On the 5th we started out for Minnesota. We took a tour of the Mayville State College (small) & the courthouse. By this time we found out about a tornado that had swept through the area the previous night destroying the town of Gary, MN. J broke a few spokes and we ate lunch at Halstad, MN. J's 2nd spoke broke just outside of here, we stopped to fix it, and while doing that another pressman came up and got enough info for another article about is.

The devastation down the road from the tornados was amazing, really toppled things over. We stayed in

 

Mahnomen & J & I called home to reassure the folks. That town was also in total disarray from the winds. On the 6th we headed for Itasca Lake. God, to be in trees again. Went swimming in the lake! Wow.

The road to this point was very good; a little thunk-thunk but OK (no shoulder). From Itasca to Park Rapids the[re] is a designated bike shoulder. P.R. is a sucker-swindler place and I didn't like it. J over filled his tire and it really blew —sounded like a fire cracker. We bought new tubes.

 
 

There's a tail wind from Park Rapids to Walker on an old RR grade. Super cool! You cruise with no cars back in the woods. Stayed in Ackely.

7-7-78 ~485 total 1945. Left in the rain about 5:45 & café about 6:45. Continued to Walker by trail and washed sand off our bikes there. The road is definite thunk-thunk. Ate dinner in Rener & I bought new socks. We're spending the night in Jacobson. The store closed about 15 min. before we got here and there's no café. Shit. Mosquitoes are most assuredly VLBD [voracious long billed despicable]. J's going to

 

stop in Duluth to get his rim redone and I think I'll ride on an[d] bypass city.

 
July 5
Mahnomea, Minnesota
July 6
Park Rapids, Minnesota
July 7
Jacobsen, Minnesota
July 8
Cornucopia, Wisconsin

Credit where credit is due. The term "voracious long billed despicable mosquitoes" needs to be credited to either Lewis or Clark.

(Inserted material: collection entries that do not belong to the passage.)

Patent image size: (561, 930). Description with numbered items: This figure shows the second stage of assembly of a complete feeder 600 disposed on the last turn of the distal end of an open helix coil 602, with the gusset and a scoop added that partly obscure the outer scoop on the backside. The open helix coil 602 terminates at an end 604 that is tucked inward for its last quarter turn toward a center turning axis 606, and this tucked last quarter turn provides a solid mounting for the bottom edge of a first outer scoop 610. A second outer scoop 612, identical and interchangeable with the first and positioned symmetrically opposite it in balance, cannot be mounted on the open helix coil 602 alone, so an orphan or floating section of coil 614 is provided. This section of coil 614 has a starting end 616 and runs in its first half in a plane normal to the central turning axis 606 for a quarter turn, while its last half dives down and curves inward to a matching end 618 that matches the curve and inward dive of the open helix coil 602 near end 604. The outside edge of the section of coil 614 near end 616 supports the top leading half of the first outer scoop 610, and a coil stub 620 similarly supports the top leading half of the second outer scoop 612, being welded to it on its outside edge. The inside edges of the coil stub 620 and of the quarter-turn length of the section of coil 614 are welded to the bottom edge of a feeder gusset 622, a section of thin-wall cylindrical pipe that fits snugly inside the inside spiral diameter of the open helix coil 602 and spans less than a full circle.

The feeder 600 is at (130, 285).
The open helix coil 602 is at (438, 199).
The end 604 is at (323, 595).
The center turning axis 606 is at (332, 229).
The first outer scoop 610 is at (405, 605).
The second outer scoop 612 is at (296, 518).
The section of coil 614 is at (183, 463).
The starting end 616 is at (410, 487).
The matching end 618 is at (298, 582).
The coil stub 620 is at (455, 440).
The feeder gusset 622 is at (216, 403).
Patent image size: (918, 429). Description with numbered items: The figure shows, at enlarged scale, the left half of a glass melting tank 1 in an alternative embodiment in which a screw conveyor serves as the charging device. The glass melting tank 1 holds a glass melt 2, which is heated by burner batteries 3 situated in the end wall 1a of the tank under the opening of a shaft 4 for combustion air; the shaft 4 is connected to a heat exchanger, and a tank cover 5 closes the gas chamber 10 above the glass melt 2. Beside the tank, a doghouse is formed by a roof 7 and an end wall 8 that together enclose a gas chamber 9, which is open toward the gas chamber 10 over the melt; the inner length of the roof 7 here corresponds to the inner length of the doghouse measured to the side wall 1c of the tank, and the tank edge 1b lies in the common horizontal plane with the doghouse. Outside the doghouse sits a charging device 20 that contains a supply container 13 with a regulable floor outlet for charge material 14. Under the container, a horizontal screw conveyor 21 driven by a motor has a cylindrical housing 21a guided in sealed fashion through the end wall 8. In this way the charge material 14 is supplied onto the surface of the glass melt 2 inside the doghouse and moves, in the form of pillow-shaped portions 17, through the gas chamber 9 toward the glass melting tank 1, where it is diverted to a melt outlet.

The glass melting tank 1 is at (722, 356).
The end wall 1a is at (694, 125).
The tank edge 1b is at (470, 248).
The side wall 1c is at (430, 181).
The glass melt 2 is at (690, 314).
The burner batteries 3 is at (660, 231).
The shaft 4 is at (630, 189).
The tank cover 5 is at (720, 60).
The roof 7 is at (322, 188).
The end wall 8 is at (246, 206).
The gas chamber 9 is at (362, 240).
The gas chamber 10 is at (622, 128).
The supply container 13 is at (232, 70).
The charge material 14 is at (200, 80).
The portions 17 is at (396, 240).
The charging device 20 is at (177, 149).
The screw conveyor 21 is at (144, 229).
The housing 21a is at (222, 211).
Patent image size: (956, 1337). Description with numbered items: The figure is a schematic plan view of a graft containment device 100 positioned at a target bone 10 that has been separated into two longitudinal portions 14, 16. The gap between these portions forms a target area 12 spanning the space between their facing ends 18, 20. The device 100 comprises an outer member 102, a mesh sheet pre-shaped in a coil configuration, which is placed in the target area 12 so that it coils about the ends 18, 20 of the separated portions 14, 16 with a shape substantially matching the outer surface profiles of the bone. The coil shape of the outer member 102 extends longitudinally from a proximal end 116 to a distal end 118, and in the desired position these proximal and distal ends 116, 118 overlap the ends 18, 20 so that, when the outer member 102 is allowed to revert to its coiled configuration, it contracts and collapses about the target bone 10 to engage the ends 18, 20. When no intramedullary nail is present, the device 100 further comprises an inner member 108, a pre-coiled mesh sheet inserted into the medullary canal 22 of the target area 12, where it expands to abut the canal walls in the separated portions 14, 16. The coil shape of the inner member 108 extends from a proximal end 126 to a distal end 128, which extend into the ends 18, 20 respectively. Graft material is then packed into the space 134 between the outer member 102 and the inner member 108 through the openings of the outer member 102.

We picked that up on some historical marker not far from Itasca Lake. It was very accurate.

The term "thunk-thunk" creeps in here, too. Probably due to the cold winters and hot summers, the concrete roads tended to have a big space between the sections of concrete. As you ride over these, you get a distinct "thunk-thunk" from your tires. If you are sitting down, the "thunk-thunk" goes all the way to your skull, it works a lot like Chinese Water Torture.

It never occurred to me how crossing a river the size of the Mississippi, at his point, could be so memorable. I crossed it three times (the third time in Illinois). I had never seen it before and therefore really did not know how big it was. Very was some magic about it as you will see.

While camped at Jacobsen, we met a couple there (John and Colleen, their last names have been lost). She had done a trans-am the prior year and actually had an Azuki like mine. They were school teachers canoeing down the Mississippi for their honeymoon.